Source: Wall Street Journal by Andrew BrowneSHANGHAI—Coca-Cola Co., rebuffed by Chinese regulators in its bid to buy one of the country's leading juice makers, is now "totally focused" on organic growth in China and is on track to achieve its investment targets, said Chief Executive Muhtar Kent in an interview Friday.
Mr. Kent shrugged off the decision last year by regulators to reject on antitrust grounds the company's $2.4 billion bid to acquire China Huiyuan Juice Group Ltd.
"We are the No. 1 juice company with or without Huiyuan," he said. Coke says that it has now climbed past Huiyuan to become the largest juice company in China in volume terms, with its Minute Maid Pulpy brand taking off among consumers.
In China, "we are totally focused on organic growth," he said.
Coke's high-profile setback was seen as an especially bitter blow considering it had spent millions of dollars on sponsorship of the 2008 Beijing Olympics, including the torch relay. Yet that has not deterred Coke from spending heavily on the Shanghai Expo, which opens on Friday. Coke is one of a small number of foreign corporations to erect its own pavilion at Shanghai's showcase event.
Asked how Coke measured its business returns from its Olympic outlays, Mr. Kent said: "The only way to measure it is long term."
The decision to block Coke's purchase of Huiyuan sent a chill through the foreign investment community since it suggested that authorities were now sensitive about any kind of foreign acquisition, not just those in areas regarded as strategic to the economy.
Some U.S. businesses in China are growing worried about what they perceive as rising market protectionism. Mr. Kent acknowledged that "there is some concern" about the investment climate in China, but he argued for a conciliatory approach, saying: "We need dialogue —and to understand why things are the way they are."
Last year, Atlanta-based Coke said it would invest $2 billion in China over three years—as much as the company had pumped into China over the previous 30 years. That plan is now "fully on target, if not ahead of target," Mr. Kent said.
Last year, Coke opened three bottling plants in China, its third-largest market after the U.S. and Mexico in terms of volume sales, and plans to open another two this year. Also last year, Coke opened a $90 million research and development center in Shanghai.

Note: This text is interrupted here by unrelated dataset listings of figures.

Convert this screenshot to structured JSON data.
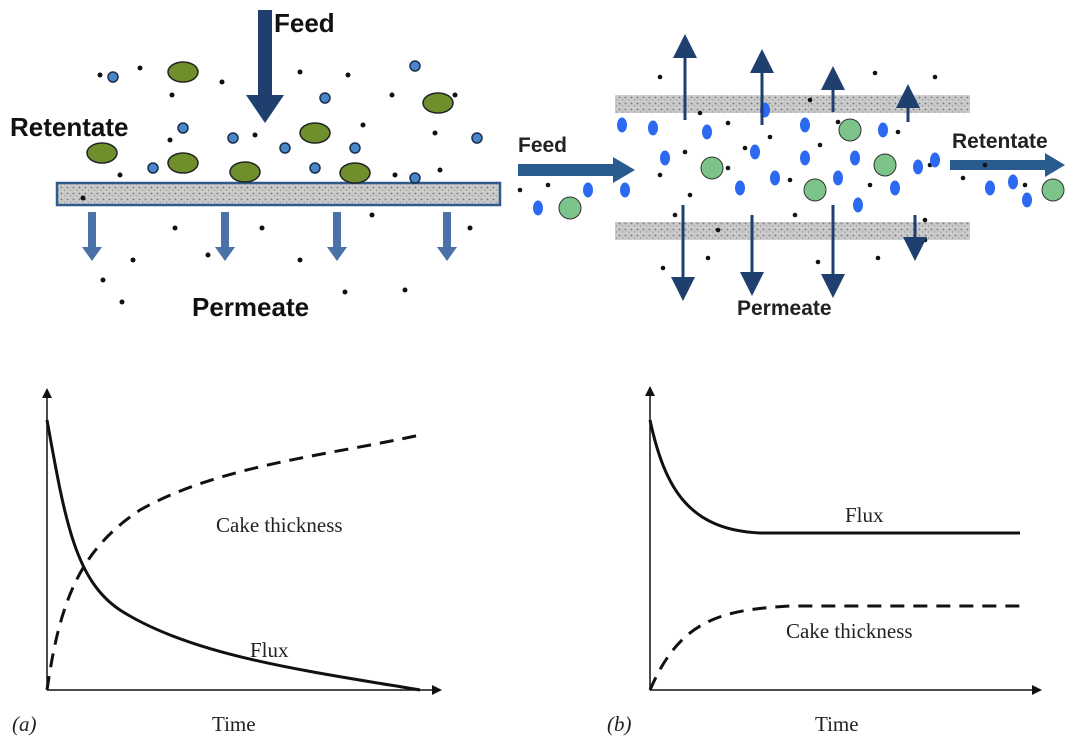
{
  "dead_end": {
    "feed": "Feed",
    "retentate": "Retentate",
    "permeate": "Permeate"
  },
  "cross_flow": {
    "feed": "Feed",
    "retentate": "Retentate",
    "permeate": "Permeate"
  },
  "plots": [
    {
      "panel": "(a)",
      "x_axis": "Time",
      "flux": "Flux",
      "cake": "Cake thickness"
    },
    {
      "panel": "(b)",
      "x_axis": "Time",
      "flux": "Flux",
      "cake": "Cake thickness"
    }
  ]
}
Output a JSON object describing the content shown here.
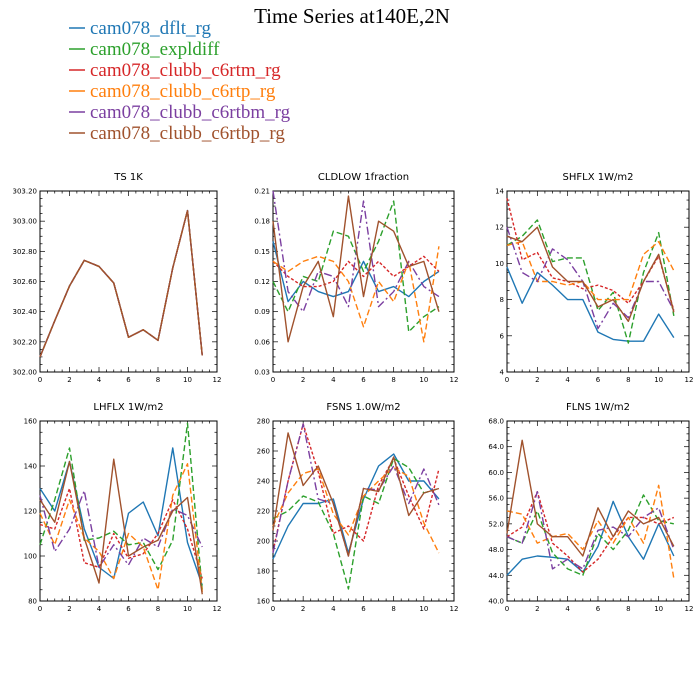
{
  "figure": {
    "title": "Time Series at140E,2N"
  },
  "legend": [
    {
      "label": "cam078_dflt_rg",
      "color": "#1f77b4",
      "dash": ""
    },
    {
      "label": "cam078_expldiff",
      "color": "#2ca02c",
      "dash": "6 3"
    },
    {
      "label": "cam078_clubb_c6rtm_rg",
      "color": "#d62728",
      "dash": "3 2"
    },
    {
      "label": "cam078_clubb_c6rtp_rg",
      "color": "#ff7f0e",
      "dash": "6 3"
    },
    {
      "label": "cam078_clubb_c6rtbm_rg",
      "color": "#7b3fa0",
      "dash": "8 3 2 3"
    },
    {
      "label": "cam078_clubb_c6rtbp_rg",
      "color": "#a0522d",
      "dash": ""
    }
  ],
  "chart_data": [
    {
      "type": "line",
      "title": "TS  1K",
      "x": [
        0,
        1,
        2,
        3,
        4,
        5,
        6,
        7,
        8,
        9,
        10,
        11
      ],
      "xlim": [
        0,
        12
      ],
      "xticks": [
        0,
        2,
        4,
        6,
        8,
        10,
        12
      ],
      "ylim": [
        302.0,
        303.2
      ],
      "yticks": [
        302.0,
        302.2,
        302.4,
        302.6,
        302.8,
        303.0,
        303.2
      ],
      "ytick_labels": [
        "302.00",
        "302.20",
        "302.40",
        "302.60",
        "302.80",
        "303.00",
        "303.20"
      ],
      "series": [
        {
          "name": "cam078_dflt_rg",
          "values": [
            302.1,
            302.34,
            302.57,
            302.74,
            302.7,
            302.59,
            302.23,
            302.28,
            302.21,
            302.69,
            303.07,
            302.11
          ]
        },
        {
          "name": "cam078_expldiff",
          "values": [
            302.1,
            302.34,
            302.57,
            302.74,
            302.7,
            302.59,
            302.23,
            302.28,
            302.21,
            302.69,
            303.07,
            302.11
          ]
        },
        {
          "name": "cam078_clubb_c6rtm_rg",
          "values": [
            302.1,
            302.34,
            302.57,
            302.74,
            302.7,
            302.59,
            302.23,
            302.28,
            302.21,
            302.69,
            303.07,
            302.11
          ]
        },
        {
          "name": "cam078_clubb_c6rtp_rg",
          "values": [
            302.1,
            302.34,
            302.57,
            302.74,
            302.7,
            302.59,
            302.23,
            302.28,
            302.21,
            302.69,
            303.07,
            302.11
          ]
        },
        {
          "name": "cam078_clubb_c6rtbm_rg",
          "values": [
            302.1,
            302.34,
            302.57,
            302.74,
            302.7,
            302.59,
            302.23,
            302.28,
            302.21,
            302.69,
            303.07,
            302.11
          ]
        },
        {
          "name": "cam078_clubb_c6rtbp_rg",
          "values": [
            302.1,
            302.34,
            302.57,
            302.74,
            302.7,
            302.59,
            302.23,
            302.28,
            302.21,
            302.69,
            303.07,
            302.11
          ]
        }
      ]
    },
    {
      "type": "line",
      "title": "CLDLOW  1fraction",
      "x": [
        0,
        1,
        2,
        3,
        4,
        5,
        6,
        7,
        8,
        9,
        10,
        11
      ],
      "xlim": [
        0,
        12
      ],
      "xticks": [
        0,
        2,
        4,
        6,
        8,
        10,
        12
      ],
      "ylim": [
        0.03,
        0.21
      ],
      "yticks": [
        0.03,
        0.06,
        0.09,
        0.12,
        0.15,
        0.18,
        0.21
      ],
      "ytick_labels": [
        "0.03",
        "0.06",
        "0.09",
        "0.12",
        "0.15",
        "0.18",
        "0.21"
      ],
      "series": [
        {
          "name": "cam078_dflt_rg",
          "values": [
            0.16,
            0.1,
            0.12,
            0.11,
            0.105,
            0.11,
            0.14,
            0.11,
            0.115,
            0.105,
            0.12,
            0.13
          ]
        },
        {
          "name": "cam078_expldiff",
          "values": [
            0.12,
            0.09,
            0.125,
            0.12,
            0.17,
            0.165,
            0.13,
            0.16,
            0.2,
            0.07,
            0.085,
            0.095
          ]
        },
        {
          "name": "cam078_clubb_c6rtm_rg",
          "values": [
            0.14,
            0.125,
            0.115,
            0.115,
            0.12,
            0.14,
            0.125,
            0.14,
            0.125,
            0.135,
            0.145,
            0.13
          ]
        },
        {
          "name": "cam078_clubb_c6rtp_rg",
          "values": [
            0.14,
            0.13,
            0.14,
            0.145,
            0.14,
            0.12,
            0.075,
            0.12,
            0.1,
            0.14,
            0.06,
            0.155
          ]
        },
        {
          "name": "cam078_clubb_c6rtbm_rg",
          "values": [
            0.21,
            0.11,
            0.09,
            0.13,
            0.125,
            0.095,
            0.2,
            0.095,
            0.11,
            0.14,
            0.115,
            0.105
          ]
        },
        {
          "name": "cam078_clubb_c6rtbp_rg",
          "values": [
            0.18,
            0.06,
            0.115,
            0.14,
            0.085,
            0.205,
            0.105,
            0.18,
            0.17,
            0.135,
            0.14,
            0.09
          ]
        }
      ]
    },
    {
      "type": "line",
      "title": "SHFLX  1W/m2",
      "x": [
        0,
        1,
        2,
        3,
        4,
        5,
        6,
        7,
        8,
        9,
        10,
        11
      ],
      "xlim": [
        0,
        12
      ],
      "xticks": [
        0,
        2,
        4,
        6,
        8,
        10,
        12
      ],
      "ylim": [
        4,
        14
      ],
      "yticks": [
        4,
        6,
        8,
        10,
        12,
        14
      ],
      "ytick_labels": [
        "4",
        "6",
        "8",
        "10",
        "12",
        "14"
      ],
      "series": [
        {
          "name": "cam078_dflt_rg",
          "values": [
            9.8,
            7.8,
            9.5,
            8.8,
            8.0,
            8.0,
            6.2,
            5.8,
            5.7,
            5.7,
            7.2,
            5.9
          ]
        },
        {
          "name": "cam078_expldiff",
          "values": [
            11.0,
            11.5,
            12.4,
            10.1,
            10.3,
            10.3,
            7.4,
            8.4,
            5.6,
            9.5,
            11.7,
            7.1
          ]
        },
        {
          "name": "cam078_clubb_c6rtm_rg",
          "values": [
            13.6,
            10.2,
            10.6,
            9.2,
            9.0,
            8.6,
            8.8,
            8.5,
            7.8,
            9.0,
            10.4,
            7.4
          ]
        },
        {
          "name": "cam078_clubb_c6rtp_rg",
          "values": [
            11.0,
            11.2,
            9.0,
            9.0,
            8.8,
            9.0,
            8.0,
            8.0,
            8.0,
            10.5,
            11.2,
            9.6
          ]
        },
        {
          "name": "cam078_clubb_c6rtbm_rg",
          "values": [
            12.0,
            9.5,
            9.0,
            10.8,
            10.2,
            9.0,
            6.4,
            7.8,
            7.0,
            9.0,
            9.0,
            7.4
          ]
        },
        {
          "name": "cam078_clubb_c6rtbp_rg",
          "values": [
            11.5,
            11.2,
            12.0,
            9.8,
            9.0,
            9.0,
            7.6,
            8.0,
            6.8,
            9.0,
            10.5,
            7.3
          ]
        }
      ]
    },
    {
      "type": "line",
      "title": "LHFLX  1W/m2",
      "x": [
        0,
        1,
        2,
        3,
        4,
        5,
        6,
        7,
        8,
        9,
        10,
        11
      ],
      "xlim": [
        0,
        12
      ],
      "xticks": [
        0,
        2,
        4,
        6,
        8,
        10,
        12
      ],
      "ylim": [
        80,
        160
      ],
      "yticks": [
        80,
        100,
        120,
        140,
        160
      ],
      "ytick_labels": [
        "80",
        "100",
        "120",
        "140",
        "160"
      ],
      "series": [
        {
          "name": "cam078_dflt_rg",
          "values": [
            130,
            120,
            142,
            112,
            95,
            90,
            119,
            124,
            109,
            148,
            106,
            87
          ]
        },
        {
          "name": "cam078_expldiff",
          "values": [
            105,
            125,
            148,
            107,
            108,
            111,
            105,
            106,
            94,
            107,
            159,
            85
          ]
        },
        {
          "name": "cam078_clubb_c6rtm_rg",
          "values": [
            114,
            112,
            130,
            97,
            95,
            110,
            99,
            101,
            110,
            125,
            112,
            90
          ]
        },
        {
          "name": "cam078_clubb_c6rtp_rg",
          "values": [
            119,
            105,
            125,
            108,
            102,
            90,
            110,
            104,
            85,
            127,
            141,
            84
          ]
        },
        {
          "name": "cam078_clubb_c6rtbm_rg",
          "values": [
            127,
            102,
            112,
            129,
            95,
            105,
            96,
            108,
            104,
            121,
            118,
            104
          ]
        },
        {
          "name": "cam078_clubb_c6rtbp_rg",
          "values": [
            125,
            115,
            142,
            108,
            88,
            143,
            100,
            104,
            107,
            120,
            126,
            83
          ]
        }
      ]
    },
    {
      "type": "line",
      "title": "FSNS  1.0W/m2",
      "x": [
        0,
        1,
        2,
        3,
        4,
        5,
        6,
        7,
        8,
        9,
        10,
        11
      ],
      "xlim": [
        0,
        12
      ],
      "xticks": [
        0,
        2,
        4,
        6,
        8,
        10,
        12
      ],
      "ylim": [
        160,
        280
      ],
      "yticks": [
        160,
        180,
        200,
        220,
        240,
        260,
        280
      ],
      "ytick_labels": [
        "160",
        "180",
        "200",
        "220",
        "240",
        "260",
        "280"
      ],
      "series": [
        {
          "name": "cam078_dflt_rg",
          "values": [
            188,
            210,
            225,
            225,
            228,
            192,
            228,
            250,
            258,
            240,
            240,
            228
          ]
        },
        {
          "name": "cam078_expldiff",
          "values": [
            215,
            220,
            230,
            226,
            205,
            168,
            230,
            225,
            255,
            249,
            232,
            235
          ]
        },
        {
          "name": "cam078_clubb_c6rtm_rg",
          "values": [
            193,
            240,
            278,
            246,
            205,
            210,
            200,
            237,
            255,
            230,
            208,
            248
          ]
        },
        {
          "name": "cam078_clubb_c6rtp_rg",
          "values": [
            210,
            232,
            245,
            248,
            218,
            204,
            230,
            240,
            249,
            243,
            212,
            192
          ]
        },
        {
          "name": "cam078_clubb_c6rtbm_rg",
          "values": [
            192,
            240,
            278,
            228,
            225,
            190,
            235,
            234,
            250,
            225,
            248,
            224
          ]
        },
        {
          "name": "cam078_clubb_c6rtbp_rg",
          "values": [
            207,
            272,
            237,
            250,
            225,
            190,
            235,
            233,
            256,
            217,
            232,
            235
          ]
        }
      ]
    },
    {
      "type": "line",
      "title": "FLNS  1W/m2",
      "x": [
        0,
        1,
        2,
        3,
        4,
        5,
        6,
        7,
        8,
        9,
        10,
        11
      ],
      "xlim": [
        0,
        12
      ],
      "xticks": [
        0,
        2,
        4,
        6,
        8,
        10,
        12
      ],
      "ylim": [
        40,
        68
      ],
      "yticks": [
        40,
        44,
        48,
        52,
        56,
        60,
        64,
        68
      ],
      "ytick_labels": [
        "40.0",
        "44.0",
        "48.0",
        "52.0",
        "56.0",
        "60.0",
        "64.0",
        "68.0"
      ],
      "series": [
        {
          "name": "cam078_dflt_rg",
          "values": [
            44.0,
            46.5,
            47.0,
            46.8,
            46.5,
            44.5,
            48.5,
            55.5,
            50.0,
            46.5,
            52.0,
            47.0
          ]
        },
        {
          "name": "cam078_expldiff",
          "values": [
            50.0,
            49.0,
            54.0,
            47.5,
            45.0,
            44.0,
            50.5,
            48.0,
            51.0,
            56.5,
            52.5,
            52.0
          ]
        },
        {
          "name": "cam078_clubb_c6rtm_rg",
          "values": [
            50.0,
            51.5,
            57.0,
            49.0,
            47.0,
            44.5,
            46.5,
            50.0,
            53.0,
            53.0,
            52.0,
            53.0
          ]
        },
        {
          "name": "cam078_clubb_c6rtp_rg",
          "values": [
            54.0,
            53.5,
            49.0,
            50.0,
            50.5,
            48.0,
            52.5,
            49.0,
            53.0,
            49.0,
            58.0,
            43.5
          ]
        },
        {
          "name": "cam078_clubb_c6rtbm_rg",
          "values": [
            50.0,
            49.0,
            57.0,
            45.0,
            46.5,
            45.0,
            51.0,
            51.5,
            50.0,
            53.0,
            54.5,
            48.0
          ]
        },
        {
          "name": "cam078_clubb_c6rtbp_rg",
          "values": [
            50.5,
            65.0,
            52.0,
            50.0,
            50.0,
            47.0,
            54.5,
            50.0,
            54.0,
            52.0,
            53.0,
            48.5
          ]
        }
      ]
    }
  ]
}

Mr. Kent said that Coke's business in China has been growing at double digits over the past five years. "China offers the greatest opportunity for us in the world," he said. The company does not break out its China revenue or give any details about its profit margins.
With U.S. sales still declining, Coke's business has been increasingly driven by emerging markets like China. But Mr. Kent said he believes consumer sentiment in the U.S. is improving. "The doomsday scenario is much further away from the brains of the U.S. consumer than 12 months ago," he said.